Un jour le mari s’absenta en recommandant à sa femme d’arroser son arbre. La femme oublia de le faire, mais voyant son mari arriver, elle s’en souvint tout à coup, et courut s’accroupir au pied de l’arbre pour humecter la terre. L’arbre à ce contact impur s’envola. Le mari courut et essaya de donner un coup de hache à l’arbre (pour en couper quelque branche qu’il aurait pu replanter), mais la hache se fixa dans le tronc et l’homme fut porté dans la lune avec son arbre qui est appelé le da du thàng Cuôi[3].

L’on dit que ce da pousse sur la montagne. Chaque année une de ses feuilles tombe dans la mer et elle est avalée par le dauphin.

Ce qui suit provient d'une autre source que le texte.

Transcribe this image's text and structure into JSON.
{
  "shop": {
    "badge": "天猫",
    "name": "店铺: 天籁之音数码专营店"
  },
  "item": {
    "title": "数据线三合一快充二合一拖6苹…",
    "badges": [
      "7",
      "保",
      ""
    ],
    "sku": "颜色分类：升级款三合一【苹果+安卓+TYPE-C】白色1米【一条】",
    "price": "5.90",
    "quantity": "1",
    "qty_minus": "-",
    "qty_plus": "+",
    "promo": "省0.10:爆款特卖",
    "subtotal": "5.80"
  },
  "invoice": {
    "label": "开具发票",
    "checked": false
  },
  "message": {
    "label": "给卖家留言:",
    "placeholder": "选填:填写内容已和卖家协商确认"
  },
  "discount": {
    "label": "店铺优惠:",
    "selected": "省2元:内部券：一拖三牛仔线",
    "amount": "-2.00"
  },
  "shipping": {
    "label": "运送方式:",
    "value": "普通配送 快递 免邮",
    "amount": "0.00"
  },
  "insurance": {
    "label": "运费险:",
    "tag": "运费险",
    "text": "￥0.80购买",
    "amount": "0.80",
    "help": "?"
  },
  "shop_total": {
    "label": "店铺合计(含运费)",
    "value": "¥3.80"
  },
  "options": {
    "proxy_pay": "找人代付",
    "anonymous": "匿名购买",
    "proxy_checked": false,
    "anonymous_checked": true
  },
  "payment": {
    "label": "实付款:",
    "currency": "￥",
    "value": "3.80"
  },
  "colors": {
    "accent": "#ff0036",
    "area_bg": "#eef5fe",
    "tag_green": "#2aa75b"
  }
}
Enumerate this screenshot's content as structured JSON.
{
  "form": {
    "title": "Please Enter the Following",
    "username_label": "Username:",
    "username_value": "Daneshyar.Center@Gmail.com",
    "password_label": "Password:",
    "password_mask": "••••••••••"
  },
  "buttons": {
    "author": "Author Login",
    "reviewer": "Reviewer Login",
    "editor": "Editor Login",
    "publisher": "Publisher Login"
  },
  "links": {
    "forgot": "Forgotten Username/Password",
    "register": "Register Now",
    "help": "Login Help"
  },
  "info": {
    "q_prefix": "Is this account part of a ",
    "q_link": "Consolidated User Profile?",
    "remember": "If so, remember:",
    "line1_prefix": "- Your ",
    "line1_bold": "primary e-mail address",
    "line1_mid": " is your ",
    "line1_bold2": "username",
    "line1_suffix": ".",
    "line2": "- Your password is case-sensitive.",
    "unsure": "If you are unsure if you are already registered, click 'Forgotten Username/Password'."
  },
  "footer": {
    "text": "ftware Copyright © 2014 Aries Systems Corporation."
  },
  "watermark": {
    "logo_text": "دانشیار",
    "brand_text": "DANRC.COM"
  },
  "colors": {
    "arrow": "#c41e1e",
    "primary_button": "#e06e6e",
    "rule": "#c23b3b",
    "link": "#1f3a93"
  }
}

L’on dit : « Si l’on fait du bien aux animaux ils vous en récompensent, si l’on fait du bien aux hommes ils vous nuisent[4]. » L’on a vu, en effet, que l’homme avait reçu de grands avantages pour avoir sauve le chien, tandis que pour avoir sauvé la femme il perdit son arbre magique.



  1. C’est le figuier sacré.
  2. Lông mông da chô.
  3. Thâng Cuôi (que l’on appelle aussi thàng Côi). C’est l’homme que l’on voit dans la lune avec son arbre. On lui rapporte l’origine de l’écho. Les bûcherons qui font du bois dans les montagnes et entendent se répercuter le son de leurs coups de hache pensent, dit-on, que c’est le thâng Cuoi qui coupe son da. — Ici il paraît s’être établi une confusion avec Ngù cang. adepte qui, pour quelque faute, fut rélégué dans la lune, où il coupe éternellement le cannellier lunaire haut de cinquante truong et qui aussitôt coupé, se retrouve intact. (Au hoc, Quyên VI, p. 9, section hoa moc.) On dit : Mentir comme le thâng Cuôi. — Les enfants jouant au clair de lune crient : « Cuôi oi ! xuong dây, ta may quân tia, cai ao no, cai ao nây. Cuoi ! descends ici, nous te coudrons un pantalon violet, un habit comme ceci, un habit comme cela. » — L’on explique le nom de thâng Coi par homme du tronc, parce que le tronc (coi) du da l’enlaça de ses racines aériennes et ne le lâcha que lorsqu’il fut dans la lune.
  4. Cuu vât thi rât trà on, cûu nhon thi nhon bâo oan. Nous retrouverons plusieurs contes destinés à établir la vérité de cet adage.